Creative Solutions to Chonky Spans
Putting our thinking caps and research glasses on, there’s a wealth of information surrounding databases, event streams and distributed transactions in general. However, there is a bit of a problem: Not much of that looks like OTel, and it’s hard to see how the solutions apply. But what if we stretched the definition of a span a little, and, given the constraints … cheated a tiny bit? Would that let us repurpose some solutions from other technology with similar constraints, maybe?
There are two frequently recurring themes in handling transactions: snapshots and write-ahead logs. In fact, logs as a data abstraction are one of the fundamental building blocks of distributed systems. Logs as an append-only ordered data structure end up being the perfect thing to build snapshots on top of, and it turns out that the span processors in the OpenTelemetry SDK can be thought of as an in-memory write-ahead log. OK, you’ve got to squint a bit to think of it like that, but really, it is.
Awesome! Not only do we have an industry adopted pattern for handling transactions in the form of logs, but we already have most of the pieces required to build snapshots! Snapshots won’t solve all of our problems, but it’s a massive improvement, and it makes partial data usable — which is invaluable for debugging.
So, uh, how do we do that?
First, we’ve got to reframe the process: Instead of sending spans to our backend, we’re writing spans to a log and then replicating that to the backend consistently.
So, uh, how do we do that?
Good question! It turns out that Embrace has implemented this solution and explained why they did so. As for the how, while log replication has a huge range of possible solutions, a simple one requires only a few small changes to both the client and the server.
- First, the client has to send the snapshots of in-progress spans (this requires a custom span processor and exporter).
- Second, the backend needs to process and store these and wait for them to be finalized.
- Third, if those spans are never finalized, they still have to be massaged into an OTel-compliant shape gracefully and sent upstream. (OK, I lied. It’s not simple. We’re omitting a lot of details here.)
This seems like a lot of work, but Embrace’s SDK and backend does all of this for you, including handling the cases where interruptions occur and spans aren’t finalized.
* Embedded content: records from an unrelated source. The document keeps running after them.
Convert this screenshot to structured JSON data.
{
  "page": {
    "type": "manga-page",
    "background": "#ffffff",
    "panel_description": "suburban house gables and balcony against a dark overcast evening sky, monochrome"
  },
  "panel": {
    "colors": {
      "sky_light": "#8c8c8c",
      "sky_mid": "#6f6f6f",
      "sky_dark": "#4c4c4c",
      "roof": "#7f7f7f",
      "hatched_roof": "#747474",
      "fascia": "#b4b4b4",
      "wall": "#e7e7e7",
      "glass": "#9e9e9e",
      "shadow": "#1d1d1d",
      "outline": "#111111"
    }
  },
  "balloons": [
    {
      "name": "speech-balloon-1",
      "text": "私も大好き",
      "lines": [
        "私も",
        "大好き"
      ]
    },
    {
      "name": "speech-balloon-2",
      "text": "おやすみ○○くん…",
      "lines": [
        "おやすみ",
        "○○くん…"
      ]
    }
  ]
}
Even better, the spans are fully OTel-compliant when they’re done, which means there’s nothing stopping this solution from making its way into OpenTelemetry.
Tracer.getInstance().endSpan()
Whew! We covered a lot of ground here. First, we talked about what long-running spans are, why we run into them, why they’re a problem and how you can’t avoid them no matter how hard you try. In fact, not only are you going to run into them, but any type of situation that involves incomplete or interrupted spans is subject to many of the same failure modes, which we identified as a transaction semantics problem.
Luckily, it turns out that transaction semantics are a well-studied problem, and we were able to go over a great solution and introduce a sketch of how that might work with OpenTelemetry.
If you’re coming from a traditional backend-focused approach to observability, you’d be surprised just how fundamentally different the mobile environment is. Embrace has a helpful on-demand webinar if you’d like to learn more: What DevOps and SREs need to know about mobile observability. There’s also a helpful guide: Overcoming key challenges in mobile observability: A guide for modern DevOps and SRE teams.
Long-running spans are hard, transactions are hard, but embracing creative problem-solving to find useful answers is what observability is all about.